Pienso en esa poesía nacida de la duda por supervivencia con la que Nelly Sachs trató de recuperarse o de comprender la violencia nazi. Pienso en El dolor, el diario de amor y de duelo que Marguerite Duras escribió mientras esperaba el regreso de su esposo del campo de Dachau. Pienso en los vaivenes teológicos y místicos de los últimos días de vida de Simone Weil, refugiada en 1943 en la escritura sobre dios, cuando la escritura sobre la política ya le había destruido la salud mental y los nervios. Pienso, y mucho, en el Soy vuestra voz de Anna Ajmátova, poeta rusa, originaria de la región de Odesa, esto es, la actual Ucrania, a quien estos días se lee por ser sus poemas himnos pacíficos. Duramente, dijo: «Qué nos importa al fin y al cabo / que todo se convierta en ceniza / en cuántos precipicios canté / y en cuantos espejos viví. / Que no sea yo sueño ni consuelo / y mucho menos paraíso. / Pero puede ser que con frecuencia / tengas que recordar / el rumor de las líneas sosegadas / y el ojo que oculta en el fondo / aquella corona de flores, punzante y oxidada / en su intranquilo silencio». Pero también pienso, en última instancia, en aquella reivindicación de Audre Lorde, activista feminista, queer y antirracista, conocedora de violencias que no son las de la guerra pero que igualmente acaban con vidas y difunden miedo, para quien la poesía no es un lujo tanto como una necesidad vital para la posibilidad de existir, «es el instrumento mediante el que nombramos lo que no tiene nombre, para convertirlo en objeto del pensamiento».

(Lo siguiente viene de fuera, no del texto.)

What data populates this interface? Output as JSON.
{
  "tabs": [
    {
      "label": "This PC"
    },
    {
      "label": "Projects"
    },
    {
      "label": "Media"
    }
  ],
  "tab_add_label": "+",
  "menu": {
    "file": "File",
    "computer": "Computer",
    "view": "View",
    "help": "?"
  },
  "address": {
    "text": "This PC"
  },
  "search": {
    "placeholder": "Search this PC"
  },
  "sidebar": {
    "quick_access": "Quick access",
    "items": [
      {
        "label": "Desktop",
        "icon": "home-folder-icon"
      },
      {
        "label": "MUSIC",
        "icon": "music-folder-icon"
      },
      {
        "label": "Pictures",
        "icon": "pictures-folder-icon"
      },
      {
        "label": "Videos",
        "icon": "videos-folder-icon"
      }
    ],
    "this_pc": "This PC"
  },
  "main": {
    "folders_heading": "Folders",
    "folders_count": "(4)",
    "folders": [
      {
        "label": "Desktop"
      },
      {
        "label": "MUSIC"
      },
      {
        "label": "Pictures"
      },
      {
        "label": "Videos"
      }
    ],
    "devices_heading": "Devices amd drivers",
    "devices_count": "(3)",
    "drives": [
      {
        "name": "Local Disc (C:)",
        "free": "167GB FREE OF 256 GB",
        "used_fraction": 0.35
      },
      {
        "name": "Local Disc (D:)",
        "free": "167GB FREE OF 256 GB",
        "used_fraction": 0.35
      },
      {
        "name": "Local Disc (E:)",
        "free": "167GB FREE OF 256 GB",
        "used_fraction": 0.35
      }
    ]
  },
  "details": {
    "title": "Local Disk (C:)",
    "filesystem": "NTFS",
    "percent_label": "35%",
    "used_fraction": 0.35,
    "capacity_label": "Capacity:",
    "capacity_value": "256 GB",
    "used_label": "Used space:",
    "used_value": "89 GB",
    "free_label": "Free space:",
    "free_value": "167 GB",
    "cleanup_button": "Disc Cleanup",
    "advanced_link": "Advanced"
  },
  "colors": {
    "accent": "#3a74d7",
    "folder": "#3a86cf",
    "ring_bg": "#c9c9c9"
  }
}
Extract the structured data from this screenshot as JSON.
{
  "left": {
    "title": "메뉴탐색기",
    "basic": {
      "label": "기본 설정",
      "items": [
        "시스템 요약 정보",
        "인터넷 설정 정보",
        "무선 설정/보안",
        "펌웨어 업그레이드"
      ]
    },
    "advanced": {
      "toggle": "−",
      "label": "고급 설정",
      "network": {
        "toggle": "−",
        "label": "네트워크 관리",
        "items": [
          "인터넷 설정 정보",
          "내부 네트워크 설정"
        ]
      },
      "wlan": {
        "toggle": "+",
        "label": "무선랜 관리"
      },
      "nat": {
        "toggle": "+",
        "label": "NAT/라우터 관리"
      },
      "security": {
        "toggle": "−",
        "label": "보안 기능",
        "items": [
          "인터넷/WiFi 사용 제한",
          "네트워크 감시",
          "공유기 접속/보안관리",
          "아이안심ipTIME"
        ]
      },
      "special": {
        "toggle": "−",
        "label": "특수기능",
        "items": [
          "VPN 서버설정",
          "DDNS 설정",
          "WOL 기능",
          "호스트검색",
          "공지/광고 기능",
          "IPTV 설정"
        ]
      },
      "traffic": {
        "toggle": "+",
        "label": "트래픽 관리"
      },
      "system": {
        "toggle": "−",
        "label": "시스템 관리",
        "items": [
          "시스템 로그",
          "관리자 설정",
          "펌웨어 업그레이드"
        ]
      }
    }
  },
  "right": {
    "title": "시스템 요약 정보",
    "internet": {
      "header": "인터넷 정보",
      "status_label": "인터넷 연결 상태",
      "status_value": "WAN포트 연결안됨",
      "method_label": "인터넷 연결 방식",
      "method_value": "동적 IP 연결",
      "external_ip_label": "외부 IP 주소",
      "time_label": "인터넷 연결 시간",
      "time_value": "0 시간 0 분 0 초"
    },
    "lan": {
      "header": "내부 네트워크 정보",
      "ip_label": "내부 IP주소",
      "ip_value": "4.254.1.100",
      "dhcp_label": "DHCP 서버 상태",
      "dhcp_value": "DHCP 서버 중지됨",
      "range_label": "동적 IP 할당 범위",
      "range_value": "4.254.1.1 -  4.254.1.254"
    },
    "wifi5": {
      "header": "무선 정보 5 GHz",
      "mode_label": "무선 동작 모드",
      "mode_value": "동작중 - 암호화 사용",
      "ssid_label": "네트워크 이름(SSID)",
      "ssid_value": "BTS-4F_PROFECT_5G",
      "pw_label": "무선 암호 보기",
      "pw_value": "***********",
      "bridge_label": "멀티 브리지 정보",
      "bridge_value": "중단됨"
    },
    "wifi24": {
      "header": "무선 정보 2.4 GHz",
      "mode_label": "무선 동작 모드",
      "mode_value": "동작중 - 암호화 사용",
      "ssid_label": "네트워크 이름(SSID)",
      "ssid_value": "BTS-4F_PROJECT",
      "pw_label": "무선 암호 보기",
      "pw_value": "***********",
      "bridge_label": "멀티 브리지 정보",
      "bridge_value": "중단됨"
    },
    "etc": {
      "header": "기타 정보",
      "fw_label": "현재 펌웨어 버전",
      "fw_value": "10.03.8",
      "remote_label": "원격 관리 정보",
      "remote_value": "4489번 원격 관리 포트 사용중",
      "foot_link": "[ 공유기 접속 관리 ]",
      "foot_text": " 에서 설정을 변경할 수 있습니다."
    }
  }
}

Sin estar completamente de acuerdo con la visión pesimista de Monge hacia la trinchera literaria, y sin ser tan entusiasta como Lorde en el uso de la poesía como bandera, me aventuraré a decir que no hay una única manera de ser escritora o intelectual en horas en las que sátrapas destruyen centenares de vidas a escasos kilómetros de los cuartos donde reposan nuestras bibliotecas. Qué escribir, desde qué ánimo opinar, qué mundos mostrar a quienes atienden a nuestros altavoces. Yo no lo sé. Aunque lo que sí intuyo, leyendo a tantas otras voces del pasado, es que la poesía, o la imaginación, pueden tener múltiples utilidades cuando la violencia alcanza a nuestra vulnerabilidad. Leer, escribir, pensar, salir del círculo vicioso de las opiniones veloces. No tanto el escapismo, como la posibilidad de verbalizar todas estas formas del dolor.